Wasmund now produces about 200 cases a month of the 96-proof single malt. It is on the shelves in about 60 of Virginia's state Alcoholic Beverage Control stores at $37.35 for a 750-ml bottle. It is also available locally at some D.C. liquor stores, including Pearson's and Schneider's, and is served at area restaurants, including Clyde's, Nora, the Old Ebbitt Grill and the Inn at Little Washington.

McCann's Cirrus Vodka, too, can be found behind the bar at some well-known eateries, including Equinox and branches of Ruth's Chris Steak House, Champs, P.F. Chang's China Bistro and Sine Irish Pub. Cirrus is made from potatoes, a quarter of them grown in Virginia. With the use of what McCann calls "deep-aquifer artesian water" from a "secret" source, the vodka is triple distilled for clarity and smoothness. Some vodkas can be distilled up to nine times, he says, but that can "remove all the character of the spirit. We don't want to, or need to, process Cirrus further."

Even before Cirrus was available to the public, it had won awards in international competition for its taste and its packaging: a frosted bottle with a logo of a yellow sun intersecting with two blue-edged clouds. The Beverage Testing Institute gave Cirrus a "highly recommended" rating, describing it in rather fanciful language as "soft and silky," with the flavors of banana taffy, minerals and white pepper.

McCann is bottling 50 to 100 cases a month of the 80-proof Cirrus, which retails for $22 for 750 ml at about 100 ABC stores. It also was recently picked up by Ace Beverage in the District. McCann's plan is to move into Tennessee and North Carolina soon, and he has ambitions to go nationwide.

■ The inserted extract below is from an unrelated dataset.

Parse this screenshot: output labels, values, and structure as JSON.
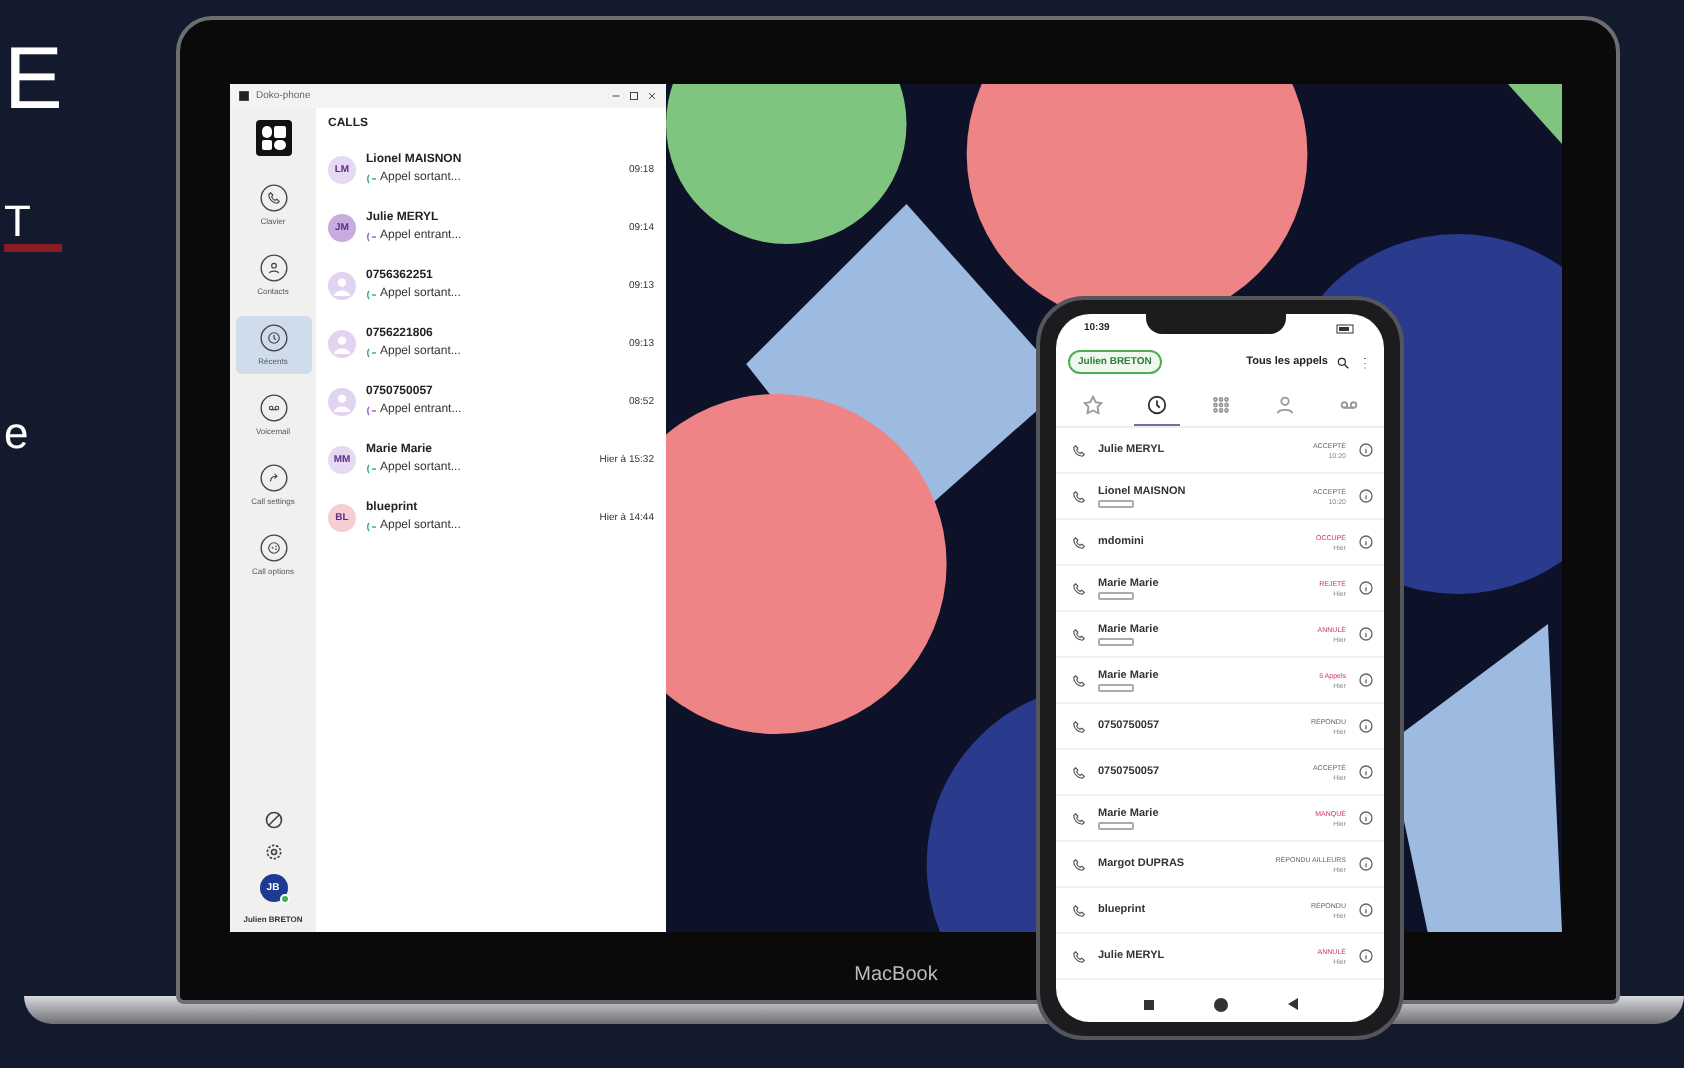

This certainly would seem to be the time to think big about vodka. According to the Distilled Spirits Council, vodka accounts for 27 percent of all distilled spirits sold in the United States, making it America's favorite hard liquor.

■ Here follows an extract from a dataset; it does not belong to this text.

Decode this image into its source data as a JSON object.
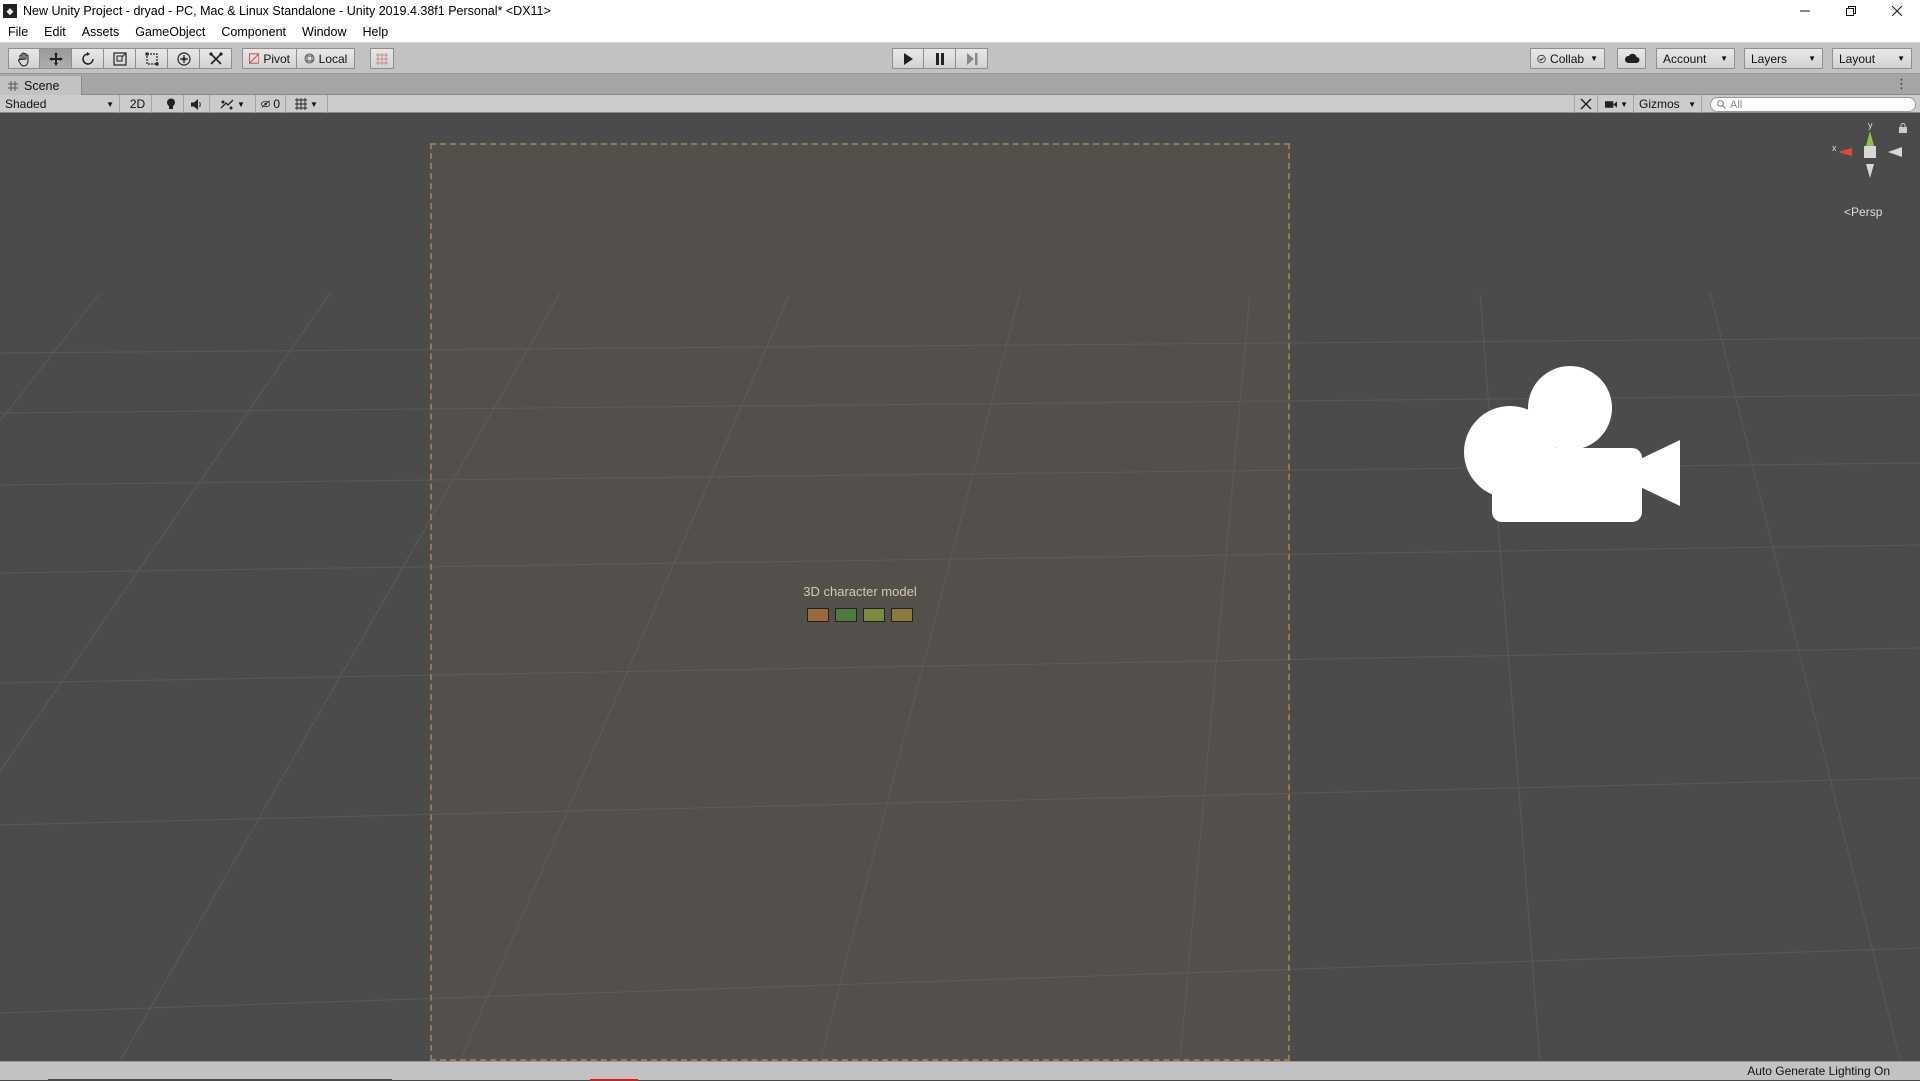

Chris Richeson's vodka, Spirits of the Blue Ridge, will be distilled from corn, not potatoes. Vodka can be distilled from any starchy or sugary plant, including grains such as corn, rye and wheat and vegetables such as soybeans and sugar beets, but most premium vodkas are made from a single ingredient, writes Pat Couteaux, a master distiller, on the Web site Cocktail Times. Vodkas made from corn tend to be more neutral-tasting than those made from wheat, soy or potatoes, he writes, while smoothness depends on filtration and distillation.

Pending label approval (he likens his appearance before the ABC Board to "a parole hearing"), Richeson hopes to have Spirits of the Blue Ridge in at least 60 ABC stores by next month. He plans to import partly processed alcohol and then "rectify" it, or complete the distilling, at his facility in Virginia Beach, housed in a utilitarian office park in what he calls "the crash zone" of the Oceana Naval Air Station. His goal, when he finds a master distiller, is to segue into making the vodka from scratch in Virginia. That would be in keeping with his proposed label, which features a profile of the mountain chain and a cardinal, the state bird.

Richeson says he expects to produce 100 cases a month of it to start and to price it at $21.95 for 750 ml.

Like McCann and Wasmund, Richeson had to make substantial investments of capital and time before producing even one bottle of liquor. All will face stiff competition for the up-market dollar, as a stroll through any liquor store makes obvious.

Joe Dangler, master distiller for A. Smith Bowman, is supportive of the new distillers and has been helpful to them, yet he knows from his 29 years of experience with Bowman that they face long odds. The Bowman company started off as family-owned but a few years ago was bought by Sazerac, a New Orleans-based company.

"Distributors are merging," he says. "That makes it tough for the little guys."

M.J. McAteer is a former Washington Post staff writer who lives in Purcellville.